[Haskell-cafe] Re: hs-plugins and memory leaks

Evan Laforge qdunkan at gmail.com
Wed Oct 20 21:37:06 EDT 2010


> Last, i remove pdynload code from my project temporary with below reasons:
>
> 1) Hold running state is difficult, like network state in browser or
> running state in terminal emulator.

This doesn't seem too hard to me.  Provided you are not swapping the
module that defines the state in the first place, simply reload the
module, and replace the old symbol in the state with the reloaded one.

> 2) Linking time is too long, I have haskell OS project
> (http://www.flickr.com/photos/48809572@N02/) have many sub-module, every
> sub-module is very big, and linking time is too long.

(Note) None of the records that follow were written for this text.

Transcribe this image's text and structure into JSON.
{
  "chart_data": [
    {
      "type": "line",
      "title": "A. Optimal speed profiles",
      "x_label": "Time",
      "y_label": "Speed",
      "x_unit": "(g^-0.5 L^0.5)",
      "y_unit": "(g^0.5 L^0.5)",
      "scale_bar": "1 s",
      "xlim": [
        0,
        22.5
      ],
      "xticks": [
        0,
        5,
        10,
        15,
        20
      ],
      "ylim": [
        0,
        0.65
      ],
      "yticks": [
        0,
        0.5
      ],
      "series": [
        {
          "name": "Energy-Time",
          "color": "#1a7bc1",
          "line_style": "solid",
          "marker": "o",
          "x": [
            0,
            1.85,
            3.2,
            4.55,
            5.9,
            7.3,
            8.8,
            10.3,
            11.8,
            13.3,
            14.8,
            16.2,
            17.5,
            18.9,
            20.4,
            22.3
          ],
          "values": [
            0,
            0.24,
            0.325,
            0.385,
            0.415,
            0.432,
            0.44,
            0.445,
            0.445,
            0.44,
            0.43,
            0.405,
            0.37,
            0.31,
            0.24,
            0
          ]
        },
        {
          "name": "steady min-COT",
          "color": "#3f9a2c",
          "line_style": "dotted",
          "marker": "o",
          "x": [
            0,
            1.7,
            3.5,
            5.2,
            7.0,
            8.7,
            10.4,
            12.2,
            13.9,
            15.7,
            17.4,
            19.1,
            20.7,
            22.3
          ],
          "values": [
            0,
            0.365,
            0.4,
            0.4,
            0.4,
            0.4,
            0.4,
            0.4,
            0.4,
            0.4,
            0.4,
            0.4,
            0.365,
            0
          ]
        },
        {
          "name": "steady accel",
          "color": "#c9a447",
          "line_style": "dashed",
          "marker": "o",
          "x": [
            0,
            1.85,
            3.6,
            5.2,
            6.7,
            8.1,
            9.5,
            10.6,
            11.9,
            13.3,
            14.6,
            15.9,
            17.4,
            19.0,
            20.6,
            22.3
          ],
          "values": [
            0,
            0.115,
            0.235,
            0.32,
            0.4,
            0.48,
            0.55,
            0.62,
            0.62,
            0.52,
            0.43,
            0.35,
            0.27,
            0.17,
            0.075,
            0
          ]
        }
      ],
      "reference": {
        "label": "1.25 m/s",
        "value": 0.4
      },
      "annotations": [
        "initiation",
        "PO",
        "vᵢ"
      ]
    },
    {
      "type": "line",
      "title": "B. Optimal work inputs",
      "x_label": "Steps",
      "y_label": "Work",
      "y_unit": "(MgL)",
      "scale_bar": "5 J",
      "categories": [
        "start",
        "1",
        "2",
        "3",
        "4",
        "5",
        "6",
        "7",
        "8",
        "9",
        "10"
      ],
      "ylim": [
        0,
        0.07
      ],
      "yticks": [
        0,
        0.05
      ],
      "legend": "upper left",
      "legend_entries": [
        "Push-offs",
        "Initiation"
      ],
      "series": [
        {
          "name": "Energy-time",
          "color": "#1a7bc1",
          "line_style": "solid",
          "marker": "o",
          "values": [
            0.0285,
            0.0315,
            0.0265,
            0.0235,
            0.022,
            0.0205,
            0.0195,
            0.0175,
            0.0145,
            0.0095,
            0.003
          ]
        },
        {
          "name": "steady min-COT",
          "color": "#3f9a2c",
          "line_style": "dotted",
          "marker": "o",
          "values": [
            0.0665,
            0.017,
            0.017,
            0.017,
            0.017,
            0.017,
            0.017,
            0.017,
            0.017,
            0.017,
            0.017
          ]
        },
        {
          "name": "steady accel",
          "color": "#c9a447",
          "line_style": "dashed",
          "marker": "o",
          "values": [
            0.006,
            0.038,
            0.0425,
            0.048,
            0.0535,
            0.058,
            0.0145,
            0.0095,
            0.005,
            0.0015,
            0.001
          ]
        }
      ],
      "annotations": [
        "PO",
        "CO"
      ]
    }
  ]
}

This is discouraging, since one of the main reasons to use dynamically
loaded code instead of recompiling the whole app is to avoid long link
times.  Presumably you would compile the majority of the app (the API
that the plugins use, and the internal code also uses) as a dynamic
library:

main.o -> tiny stub that just calls app.so
app.so -> large library containing all app logic
plugin.so -> links against app.so when loaded

So the plugin needs to read a lot of hi files when recompiling, but
the dynamic link time should be proportional to the number of
unresolved symbols in plugin.so that point into app.so, not
proportional to the overall size of the app, right?

>> So would freeing oc->image fix the leak?  In my case, it's not too
>> hard to force all data structures that might reference it.
> It's not safe for GHC runtime system since you don't know when time
> unload old code is safe.

But that's just my question, I *do* (think I) know when it's safe,
which is after the data that has passed through plugged-in code has
been fully forced.  Can't I just call unloadObj then?

E.g., loading and unloading plugins for audio processing is totally
standard.  Since the data is strict arrays of primitive types, there's
no risk of stray pointers to unloaded code.

> Anyway, i was re-thinking hot-swap haskell some time, my idea
> is :
>
>     multi-processes framework
>   + hot-swapping core entry
>   + mix old/new sub-module in runtime
>
> Core and sub-module all in separate processes.

How would you pass state between processes?